Als im Herbst 2015 die Flüchtlingszahlen in die Höhe schossen, war es die Aufgabe des 39-Jährigen und seiner Kollegen, so schnell es ging neuen Wohnraum zu finden. „Wir kamen kaum noch hinterher“, erinnert sich Kopp. Weil die Gemeinschaftsunterkünfte nicht mehr ausreichten, wurden Wohnungen im gesamten Kreis angemietet, insgesamt fast 500 Stück. Doch im Frühjahr 2016 – als die Balkanroute an der EU-Außengrenze dicht gemacht wurde – nahm die Zuwanderung von Menschen entgegen der Prognosen rasant ab. 40 Wohnungen für 200 Leute, die bereits angemietet und komplett eingerichtet waren, wurden nicht mehr gebraucht. Die unbenutzten Möbel stehen jetzt in der früheren Grimmener Berufsschule herum. Zusätzlich wurden auch die Wohnungen gekündigt, in denen bereits Flüchtlinge lebten. Sie sollen künftig in den nun freien Gemeinschaftsunterkünften leben. 130 Wohnungen sind derzeit noch belegt, auch die sollen in den nächsten Monaten leer gezogen werden. Noch brauchbare Möbel werden ebenfalls nach Grimmen gebracht.

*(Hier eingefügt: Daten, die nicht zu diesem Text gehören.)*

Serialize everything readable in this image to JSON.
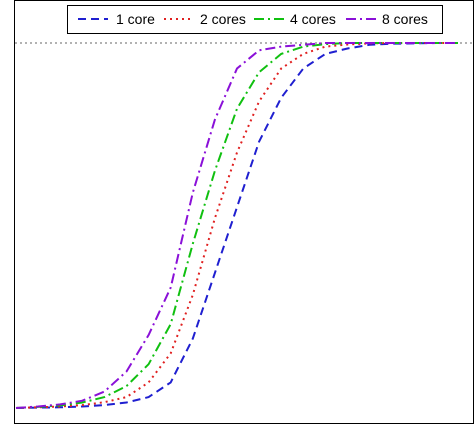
{
  "chart_data": {
    "type": "line",
    "title": "",
    "xlabel": "",
    "ylabel": "",
    "xlim": [
      0,
      20
    ],
    "ylim": [
      0,
      1
    ],
    "grid": false,
    "legend_placement": "top",
    "reference_line": {
      "y": 1.0,
      "style": "dotted",
      "color": "#666666"
    },
    "series": [
      {
        "name": "1 core",
        "color": "#1f1fd0",
        "dash": "dashed",
        "x": [
          0,
          1,
          2,
          3,
          4,
          5,
          6,
          7,
          8,
          9,
          10,
          11,
          12,
          13,
          14,
          15,
          16,
          17,
          18,
          19,
          20
        ],
        "y": [
          0.0,
          0.001,
          0.002,
          0.004,
          0.008,
          0.015,
          0.03,
          0.07,
          0.19,
          0.37,
          0.55,
          0.73,
          0.85,
          0.93,
          0.97,
          0.985,
          0.995,
          0.998,
          0.999,
          1.0,
          1.0
        ]
      },
      {
        "name": "2 cores",
        "color": "#e02020",
        "dash": "dotted",
        "x": [
          0,
          1,
          2,
          3,
          4,
          5,
          6,
          7,
          8,
          9,
          10,
          11,
          12,
          13,
          14,
          15,
          16,
          17,
          18,
          19,
          20
        ],
        "y": [
          0.0,
          0.002,
          0.004,
          0.008,
          0.016,
          0.03,
          0.07,
          0.15,
          0.31,
          0.52,
          0.7,
          0.84,
          0.93,
          0.97,
          0.99,
          0.996,
          0.999,
          1.0,
          1.0,
          1.0,
          1.0
        ]
      },
      {
        "name": "4 cores",
        "color": "#10c010",
        "dash": "dashdot",
        "x": [
          0,
          1,
          2,
          3,
          4,
          5,
          6,
          7,
          8,
          9,
          10,
          11,
          12,
          13,
          14,
          15,
          16,
          17,
          18,
          19,
          20
        ],
        "y": [
          0.0,
          0.003,
          0.007,
          0.015,
          0.03,
          0.06,
          0.12,
          0.23,
          0.45,
          0.65,
          0.82,
          0.92,
          0.97,
          0.99,
          0.997,
          1.0,
          1.0,
          1.0,
          1.0,
          1.0,
          1.0
        ]
      },
      {
        "name": "8 cores",
        "color": "#8a10d8",
        "dash": "dashdot",
        "x": [
          0,
          1,
          2,
          3,
          4,
          5,
          6,
          7,
          8,
          9,
          10,
          11,
          12,
          13,
          14,
          15,
          16,
          17,
          18,
          19,
          20
        ],
        "y": [
          0.0,
          0.004,
          0.01,
          0.02,
          0.045,
          0.1,
          0.2,
          0.33,
          0.59,
          0.79,
          0.93,
          0.98,
          0.99,
          0.995,
          1.0,
          1.0,
          1.0,
          1.0,
          1.0,
          1.0,
          1.0
        ]
      }
    ]
  }
}
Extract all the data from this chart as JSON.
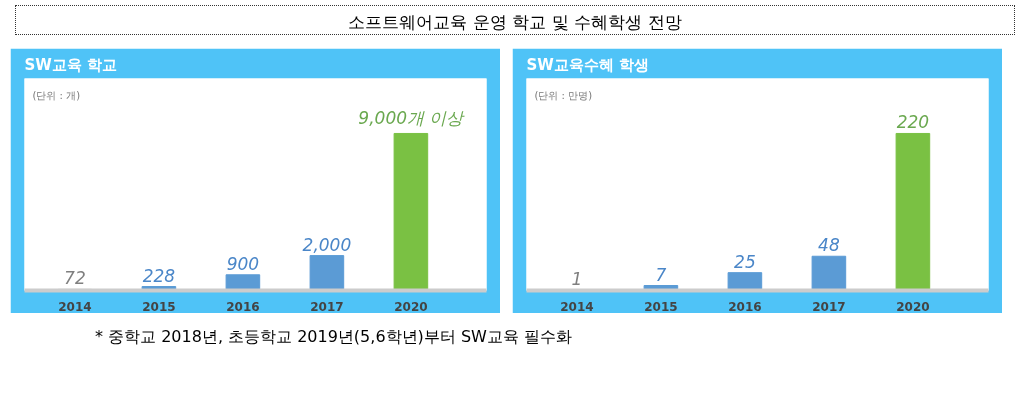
{
  "chart_data": [
    {
      "type": "other",
      "title": "소프트웨어교육 운영 학교 및 수혜학생 전망",
      "annotations": [
        "* 중학교 2018년, 초등학교 2019년(5,6학년)부터 SW교육 필수화"
      ]
    },
    {
      "type": "bar",
      "title": "SW교육 학교",
      "annotations": [
        "(단위 : 개)"
      ],
      "categories": [
        "2014",
        "2015",
        "2016",
        "2017",
        "2020"
      ],
      "values": [
        72,
        228,
        900,
        2000,
        9000
      ],
      "colors": [
        "#d9d9d9",
        "#5b9bd5",
        "#5b9bd5",
        "#5b9bd5",
        "#7ac143"
      ],
      "value_labels": [
        "72",
        "228",
        "900",
        "2,000",
        "9,000개 이상"
      ]
    },
    {
      "type": "bar",
      "title": "SW교육수혜 학생",
      "annotations": [
        "(단위 : 만명)"
      ],
      "categories": [
        "2014",
        "2015",
        "2016",
        "2017",
        "2020"
      ],
      "values": [
        1,
        7,
        25,
        48,
        220
      ],
      "colors": [
        "#d9d9d9",
        "#5b9bd5",
        "#5b9bd5",
        "#5b9bd5",
        "#7ac143"
      ],
      "data_labels": true
    }
  ]
}
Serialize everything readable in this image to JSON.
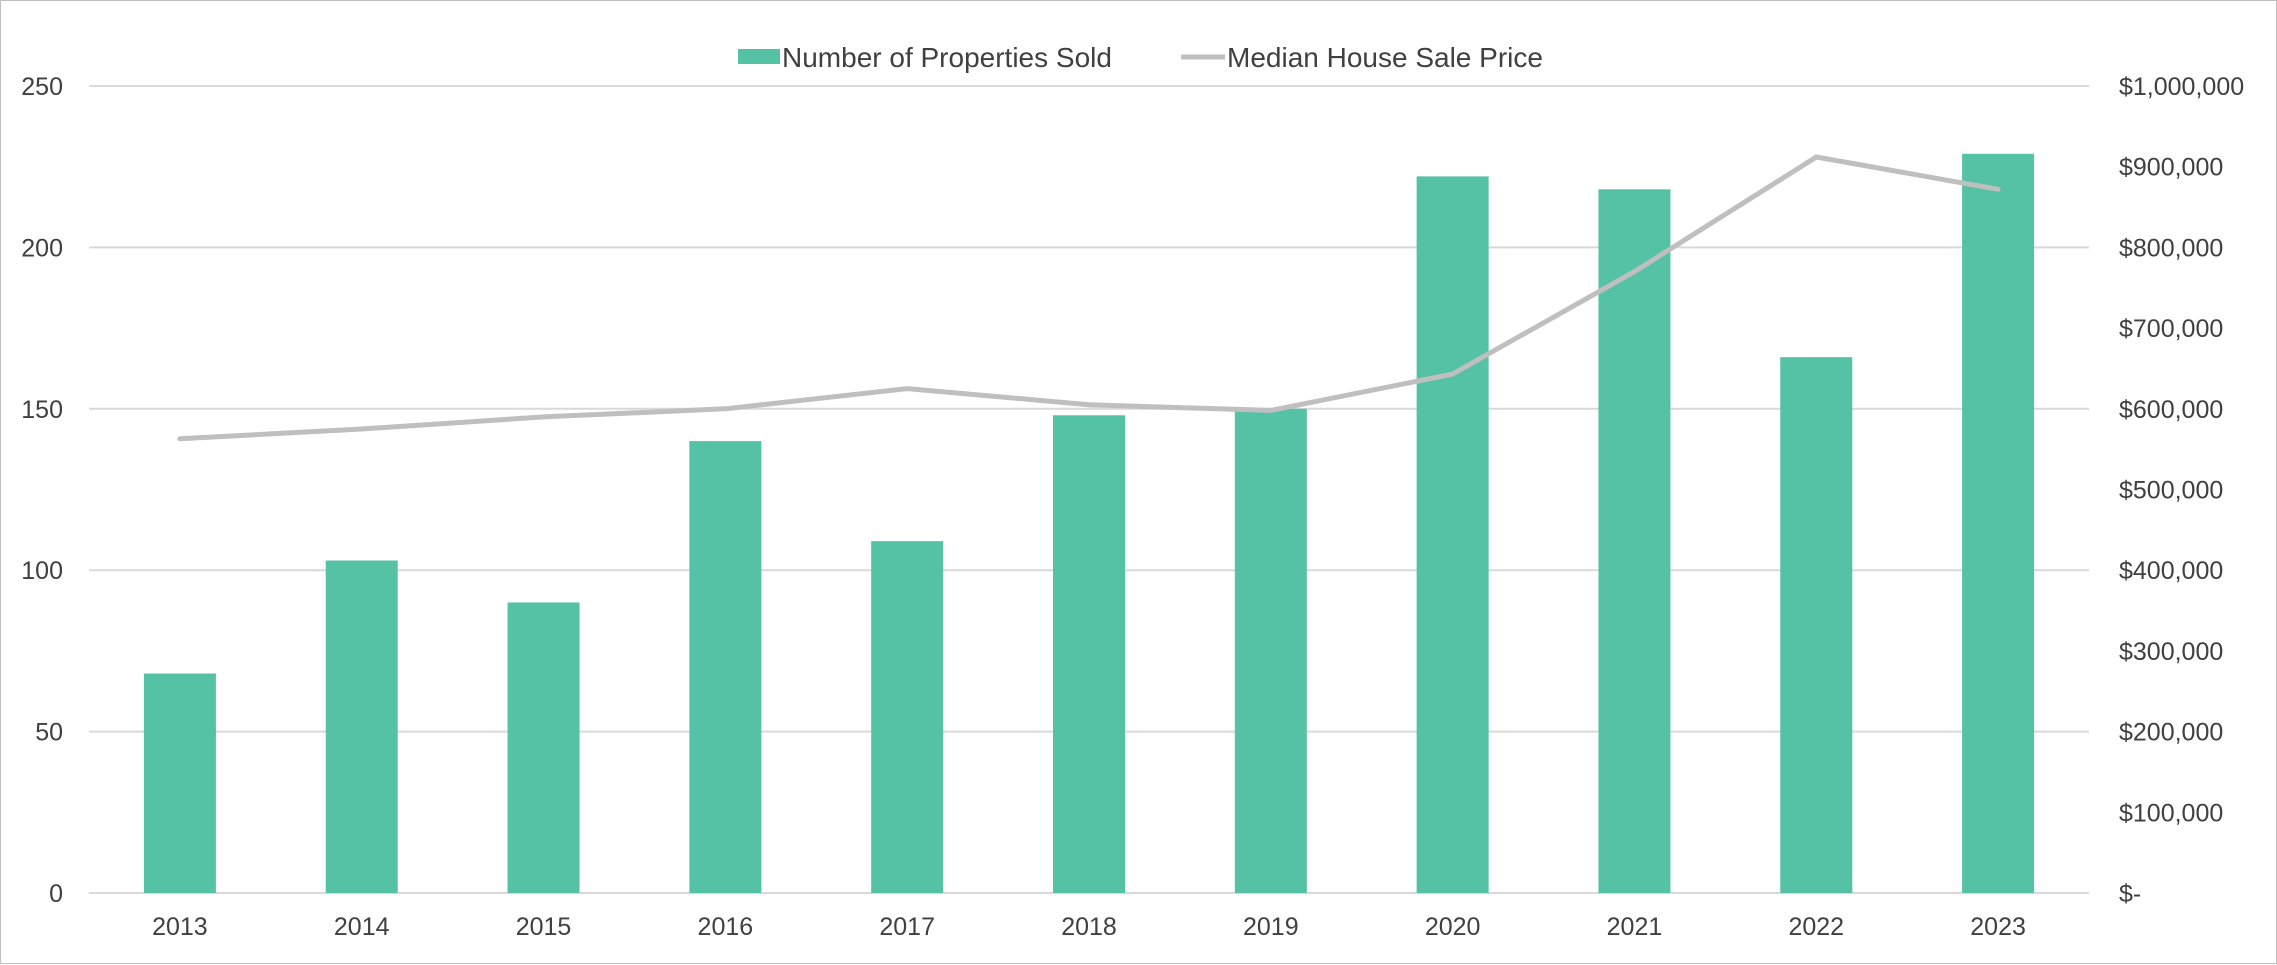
{
  "chart_data": {
    "type": "bar+line",
    "title": "",
    "categories": [
      "2013",
      "2014",
      "2015",
      "2016",
      "2017",
      "2018",
      "2019",
      "2020",
      "2021",
      "2022",
      "2023"
    ],
    "series": [
      {
        "name": "Number of Properties Sold",
        "type": "bar",
        "axis": "left",
        "color": "#55C1A5",
        "values": [
          68,
          103,
          90,
          140,
          109,
          148,
          150,
          222,
          218,
          166,
          229
        ]
      },
      {
        "name": "Median House Sale Price",
        "type": "line",
        "axis": "right",
        "color": "#BFBFBF",
        "values": [
          563000,
          575000,
          590000,
          600000,
          625000,
          605000,
          598000,
          643000,
          770000,
          912000,
          872000
        ]
      }
    ],
    "y_left": {
      "min": 0,
      "max": 250,
      "ticks": [
        0,
        50,
        100,
        150,
        200,
        250
      ],
      "tick_labels": [
        "0",
        "50",
        "100",
        "150",
        "200",
        "250"
      ]
    },
    "y_right": {
      "min": 0,
      "max": 1000000,
      "ticks": [
        0,
        100000,
        200000,
        300000,
        400000,
        500000,
        600000,
        700000,
        800000,
        900000,
        1000000
      ],
      "tick_labels": [
        "$-",
        "$100,000",
        "$200,000",
        "$300,000",
        "$400,000",
        "$500,000",
        "$600,000",
        "$700,000",
        "$800,000",
        "$900,000",
        "$1,000,000"
      ]
    },
    "grid": true,
    "legend": {
      "position": "top-center",
      "entries": [
        "Number of Properties Sold",
        "Median House Sale Price"
      ]
    },
    "colors": {
      "gridline": "#D9D9D9",
      "text": "#404040"
    }
  }
}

Die Kreisverwaltung sucht nun nach Möglichkeiten, die Stühle, Schränke, Betten und Geräte bedürftigen Menschen in der Region für einen geringen Preis zu überlassen. Momentan sind laut Sebastian Kopp noch einige rechtliche Fragen zu klären, da die Stücke zwar dem Kreis gehören, sie aber von Landesmitteln gekauft wurden. Denkbar sei es, die Möbel in Sozialkaufhäusern anzubieten oder sie über Erstausstattungen durch das Jobcenter an Sozialhilfeempfänger weiterzugeben. Auch ein Basar in der Berufsschule sei eine Möglichkeit. „Wir gehen davon aus, dass wir bis zum Frühjahr eine Lösung haben“, sagt Kopp.

So wie die Möbel wegen der Flüchtlingskrise angeschafft wurden, so wurde Sebastian Kopp wegen ihr eingestellt. Er wechselte im Jahr 2015 aus der Immobilienbranche in die Kreisverwaltung, als dort händeringend Leute gesucht wurden. Ob er jetzt Angst hat, so zu enden wie die eingelagerten Schränke?„Ich bin da entspannt. Es gibt immer noch genug zu tun.“

Sieben Wohnheime

1256 Asylbewerber leben derzeit im Landkreis. Das sind deutlich weniger als im Herbst 2015, als rund 3800 von ihnen hier untergebracht werden mussten.

Die verbleibenden Menschen im Asylverfahren sollen künftig nur noch in Gemeinschaftsunterkünften leben. Davon gibt es noch insgesamt sieben. Sie stehen in Barth, in Stralsund auf dem Dänholm und in der Lindenallee, in Bergen, Sassnitz, Körkwitz und in Tribsees.

Derzeit gibt es zudem noch 130 dezentrale Wohnungen, die aber alle leer gezogen werden sollen.